I AM NOT THE ENEMY

I Am Not The Enemy - Poster by Mark Vallen ©
Poster by Mark Vallen ©

I Am Not The Enemy
Free downloadable, 11 x 17 poster.

Download and publish the poster on any printer that takes 11 x 17 inch paper. Poster available here.

Print and display this poster for solidarity, unity, and compassion, and to express your opposition to xenophobia, and racism.

— // —

I first published this poster in the weeks following the heinous terrorist attacks of September 11, 2001, when thousands of hate crimes directed at Muslim Americans, or those thought to be Arabs, were occurring across the United States. Some of those attacks resulted in murder.

It was the case of Balbir Singh Sodhi that drove me to create my pencil on paper drawing, which I then published as a poster against hate crimes. Mr. Sodhi, a turban-wearing Sikh and proprietor of a gas station in Mesa, Arizona, was gunned down by a “patriot” that hours before, had bragged in a bar about wanting to “kill the ragheads responsible for September 11.” That murderer now sits on death row, but the racist xenophobia that motivated him is alive and growing in the United States, where anti-Muslim hatred and incitement has reached a boiling point.

On the afternoon of February 10, 2015, three young Muslims, twenty-three-year-old Deah Shaddy Barakat, his twenty-one-year-old wife Yusor Mohammad Abu-Salha, and her 19-year-old sister Razan Mohammad Abu-Salha, were found murdered in their home in Chapel Hill, North Carolina. A 46-year old white man was arrested as the suspected killer.

Deah Shaddy Barakat and Yusor Mohammad Abu-Salha had been married for just a month. Deah was a dental student that organized free dental care for the homeless of Durham, North Carolina. He was also raising money to provide free dental care to refugee children in Turkey fleeing the devastating war in Syria. His wife Yusor was a talented artist and videographer. Her sister Razan did fundraising for a charity group that helped deaf Muslims.

It took days for the U.S. press to notice the killings while the twitterverse exploded with horror and outrage, lambasting the media for its almost non-existent coverage of the murders. Downplaying the possibility of a hate crime, the press has been reporting that the shooter might have killed the three over an argument concerning a parking space. But the unarmed students were found in their apartment, each with a bullet hole neatly placed in their heads. That was not an argument over parking… that was an assassination. I am deeply concerned that the media hems and haws over whether or not the killer was angry over a parking space or was actually motivated by a hatred of Muslims. I cannot image the horror and alarm Muslim Americans must feel at this moment.
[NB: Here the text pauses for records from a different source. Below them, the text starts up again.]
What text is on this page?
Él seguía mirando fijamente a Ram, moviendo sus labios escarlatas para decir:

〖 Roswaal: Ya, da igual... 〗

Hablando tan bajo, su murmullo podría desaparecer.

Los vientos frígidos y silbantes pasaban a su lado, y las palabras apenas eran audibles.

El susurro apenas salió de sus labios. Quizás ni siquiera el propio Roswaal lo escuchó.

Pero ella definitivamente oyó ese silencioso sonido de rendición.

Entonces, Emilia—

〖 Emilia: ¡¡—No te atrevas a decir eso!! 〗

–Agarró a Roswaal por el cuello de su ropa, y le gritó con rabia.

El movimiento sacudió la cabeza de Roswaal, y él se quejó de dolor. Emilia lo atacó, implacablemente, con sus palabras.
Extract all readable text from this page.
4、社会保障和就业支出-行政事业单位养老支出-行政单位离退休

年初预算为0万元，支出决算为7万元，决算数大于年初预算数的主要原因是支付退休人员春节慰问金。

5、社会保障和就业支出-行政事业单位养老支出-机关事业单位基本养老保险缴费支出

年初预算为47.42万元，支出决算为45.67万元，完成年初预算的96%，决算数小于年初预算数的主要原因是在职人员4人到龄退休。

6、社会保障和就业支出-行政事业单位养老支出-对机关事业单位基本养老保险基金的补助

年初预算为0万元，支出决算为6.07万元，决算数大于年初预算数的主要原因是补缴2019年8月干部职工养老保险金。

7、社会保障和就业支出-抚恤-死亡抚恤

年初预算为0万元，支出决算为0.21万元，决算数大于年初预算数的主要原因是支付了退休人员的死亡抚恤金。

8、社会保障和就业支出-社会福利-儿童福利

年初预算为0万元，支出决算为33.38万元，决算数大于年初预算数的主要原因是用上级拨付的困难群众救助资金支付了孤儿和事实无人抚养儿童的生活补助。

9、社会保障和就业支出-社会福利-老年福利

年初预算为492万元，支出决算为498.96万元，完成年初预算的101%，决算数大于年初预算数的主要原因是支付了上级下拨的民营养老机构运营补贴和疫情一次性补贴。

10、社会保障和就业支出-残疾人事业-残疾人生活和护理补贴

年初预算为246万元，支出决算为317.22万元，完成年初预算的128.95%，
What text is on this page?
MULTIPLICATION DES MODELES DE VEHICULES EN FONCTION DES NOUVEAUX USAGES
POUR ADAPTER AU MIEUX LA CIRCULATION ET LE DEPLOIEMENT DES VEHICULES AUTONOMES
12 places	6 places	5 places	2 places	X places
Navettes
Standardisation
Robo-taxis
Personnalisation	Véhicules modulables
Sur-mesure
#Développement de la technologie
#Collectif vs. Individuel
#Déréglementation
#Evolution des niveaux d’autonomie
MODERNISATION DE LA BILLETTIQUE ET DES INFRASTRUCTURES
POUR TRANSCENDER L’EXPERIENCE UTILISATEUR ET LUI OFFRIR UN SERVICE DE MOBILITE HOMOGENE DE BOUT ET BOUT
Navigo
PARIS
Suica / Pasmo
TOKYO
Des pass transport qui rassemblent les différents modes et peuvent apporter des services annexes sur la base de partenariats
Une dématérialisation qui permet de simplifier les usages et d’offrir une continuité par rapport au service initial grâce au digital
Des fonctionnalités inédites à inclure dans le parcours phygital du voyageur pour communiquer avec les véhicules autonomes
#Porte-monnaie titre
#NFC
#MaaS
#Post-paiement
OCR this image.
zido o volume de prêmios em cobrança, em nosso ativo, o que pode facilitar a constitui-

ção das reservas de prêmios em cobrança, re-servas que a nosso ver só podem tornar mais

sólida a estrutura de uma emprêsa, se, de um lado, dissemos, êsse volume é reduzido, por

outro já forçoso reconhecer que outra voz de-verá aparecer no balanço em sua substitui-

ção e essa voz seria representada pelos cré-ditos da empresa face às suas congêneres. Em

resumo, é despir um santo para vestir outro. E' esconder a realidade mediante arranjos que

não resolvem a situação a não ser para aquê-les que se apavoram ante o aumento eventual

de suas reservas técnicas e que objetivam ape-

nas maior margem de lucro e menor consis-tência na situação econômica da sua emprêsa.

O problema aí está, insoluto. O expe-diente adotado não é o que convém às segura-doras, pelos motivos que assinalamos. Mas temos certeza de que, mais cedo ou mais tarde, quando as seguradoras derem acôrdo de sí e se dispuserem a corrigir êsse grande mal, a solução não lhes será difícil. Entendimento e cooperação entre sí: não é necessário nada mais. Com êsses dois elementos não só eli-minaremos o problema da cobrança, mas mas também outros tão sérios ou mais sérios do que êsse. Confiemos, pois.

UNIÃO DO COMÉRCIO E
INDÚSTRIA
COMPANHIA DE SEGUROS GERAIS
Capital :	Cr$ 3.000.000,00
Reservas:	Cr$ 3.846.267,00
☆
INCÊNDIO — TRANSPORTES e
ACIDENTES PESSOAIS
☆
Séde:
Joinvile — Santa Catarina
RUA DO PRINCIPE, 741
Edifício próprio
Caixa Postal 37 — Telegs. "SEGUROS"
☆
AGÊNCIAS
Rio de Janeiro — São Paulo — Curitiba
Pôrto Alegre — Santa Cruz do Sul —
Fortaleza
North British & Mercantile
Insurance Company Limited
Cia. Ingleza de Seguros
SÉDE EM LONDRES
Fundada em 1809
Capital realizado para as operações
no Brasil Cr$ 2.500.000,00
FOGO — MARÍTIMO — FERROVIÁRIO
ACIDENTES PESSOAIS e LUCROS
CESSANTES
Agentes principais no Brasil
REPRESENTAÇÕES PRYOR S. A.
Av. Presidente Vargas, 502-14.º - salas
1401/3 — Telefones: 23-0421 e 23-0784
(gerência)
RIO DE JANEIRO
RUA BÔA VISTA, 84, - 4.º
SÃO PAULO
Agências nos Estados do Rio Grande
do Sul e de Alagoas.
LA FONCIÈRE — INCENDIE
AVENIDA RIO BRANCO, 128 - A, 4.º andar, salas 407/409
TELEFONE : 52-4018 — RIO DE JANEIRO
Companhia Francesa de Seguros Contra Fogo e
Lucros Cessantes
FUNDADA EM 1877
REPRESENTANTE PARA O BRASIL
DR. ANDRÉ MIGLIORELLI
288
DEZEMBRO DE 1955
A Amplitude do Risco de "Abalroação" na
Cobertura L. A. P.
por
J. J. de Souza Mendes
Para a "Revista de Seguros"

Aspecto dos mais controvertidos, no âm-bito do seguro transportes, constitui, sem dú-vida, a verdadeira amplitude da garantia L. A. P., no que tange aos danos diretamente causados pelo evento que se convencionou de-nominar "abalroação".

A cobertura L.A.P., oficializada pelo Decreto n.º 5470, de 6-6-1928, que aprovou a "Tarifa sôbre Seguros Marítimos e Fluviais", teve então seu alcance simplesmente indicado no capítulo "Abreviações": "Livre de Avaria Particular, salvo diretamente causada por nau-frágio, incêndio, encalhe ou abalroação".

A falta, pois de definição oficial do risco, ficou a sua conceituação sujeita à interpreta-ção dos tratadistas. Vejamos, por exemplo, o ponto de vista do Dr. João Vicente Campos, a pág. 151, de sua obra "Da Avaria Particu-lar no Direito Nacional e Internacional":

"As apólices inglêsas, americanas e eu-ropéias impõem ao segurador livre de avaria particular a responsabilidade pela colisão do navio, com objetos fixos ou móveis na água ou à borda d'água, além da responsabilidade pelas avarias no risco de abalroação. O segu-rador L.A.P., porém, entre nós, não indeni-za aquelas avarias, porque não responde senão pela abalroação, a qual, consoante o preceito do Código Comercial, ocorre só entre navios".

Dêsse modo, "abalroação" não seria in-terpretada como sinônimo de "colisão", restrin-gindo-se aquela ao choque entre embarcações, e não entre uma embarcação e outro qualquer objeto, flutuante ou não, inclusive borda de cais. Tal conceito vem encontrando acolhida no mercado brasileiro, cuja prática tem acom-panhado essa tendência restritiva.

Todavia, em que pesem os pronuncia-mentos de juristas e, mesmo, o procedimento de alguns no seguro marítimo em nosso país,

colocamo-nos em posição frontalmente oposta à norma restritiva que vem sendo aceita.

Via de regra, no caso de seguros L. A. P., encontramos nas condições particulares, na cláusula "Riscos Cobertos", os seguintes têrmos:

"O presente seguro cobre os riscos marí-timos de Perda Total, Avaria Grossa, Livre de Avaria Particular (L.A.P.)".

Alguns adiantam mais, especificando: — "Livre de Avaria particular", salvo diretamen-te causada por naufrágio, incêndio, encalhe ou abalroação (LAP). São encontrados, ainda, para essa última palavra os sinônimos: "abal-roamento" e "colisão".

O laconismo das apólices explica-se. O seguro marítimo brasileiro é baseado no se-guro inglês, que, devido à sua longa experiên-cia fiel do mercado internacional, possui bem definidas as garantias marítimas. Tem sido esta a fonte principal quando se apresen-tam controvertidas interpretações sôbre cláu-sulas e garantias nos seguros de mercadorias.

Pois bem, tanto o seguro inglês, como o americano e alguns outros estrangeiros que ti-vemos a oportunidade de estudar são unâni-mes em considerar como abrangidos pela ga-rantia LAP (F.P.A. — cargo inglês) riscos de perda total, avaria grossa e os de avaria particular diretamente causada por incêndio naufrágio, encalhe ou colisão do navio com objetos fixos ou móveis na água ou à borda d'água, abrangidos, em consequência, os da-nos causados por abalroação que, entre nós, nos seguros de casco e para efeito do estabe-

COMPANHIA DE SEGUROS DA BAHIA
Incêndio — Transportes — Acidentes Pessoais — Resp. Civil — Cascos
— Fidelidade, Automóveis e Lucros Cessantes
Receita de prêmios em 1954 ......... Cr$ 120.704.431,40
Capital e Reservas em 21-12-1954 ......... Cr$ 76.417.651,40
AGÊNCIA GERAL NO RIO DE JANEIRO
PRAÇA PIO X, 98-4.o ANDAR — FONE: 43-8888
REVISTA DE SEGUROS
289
The murder of the three young Muslims has become an international incident. United Nations spokesperson Stéphane Dujarric said: “At a time of troubling tensions stoked by those who seek to twist the teachings of faith and sow division, these three young people represented the best values of global citizenship and active community compassion to build a better world for all.”

On Feb. 11, 2015, at a daily briefing with the White House Press Secretary Josh Earnest, a reporter asked a question regarding the killing of the students, “Does the White House have any reaction?,” to which Earnest responded, “There’s no specific reaction from the White House.

On Feb. 12, 2015, U.S. ally President Recep Tayyip Erdogan of Turkey, sharply criticized President Obama for his “telling” silence over the murders. Erdogan remarked: “If you stay silent when faced with an incident like this, and don’t make a statement, the world will stay silent towards you. As politicians, we are responsible for everything that happens in our countries and we have to show our positions.” Erdogan chided, “I ask Mr. Obama, where are you, Mr. President?”

After mounting criticism, Obama finally made a short statement on Feb. 13, 2015. The president said the killings were “brutal and outrageous,” and that “No one in the United States of America should ever be targeted because of who they are, what they look like, or how they worship.” That those words sound refreshing in “the land of the free” should tell you just how deep the crisis of American democracy has become.

While Obama’s words were certainly true, they also smacked of hypocrisy. The president targets people outside of the U.S. for “what they look like, or how they worship.” In five years of his drone attacks on Pakistan, 2,400 people have been blown-up by drone fired hellfire missles. While the majority of fatalities were suffered by terrorists, an estimated 951 innocent civilians were also killed, including up to 200 children. You might say that the victims of the Nobel Peace Prize Laureate were simply “collatoral damage,” but I suggest you take that up with their parents.

I do not know what more I can say. I will let my 2001 poster do the talking for me.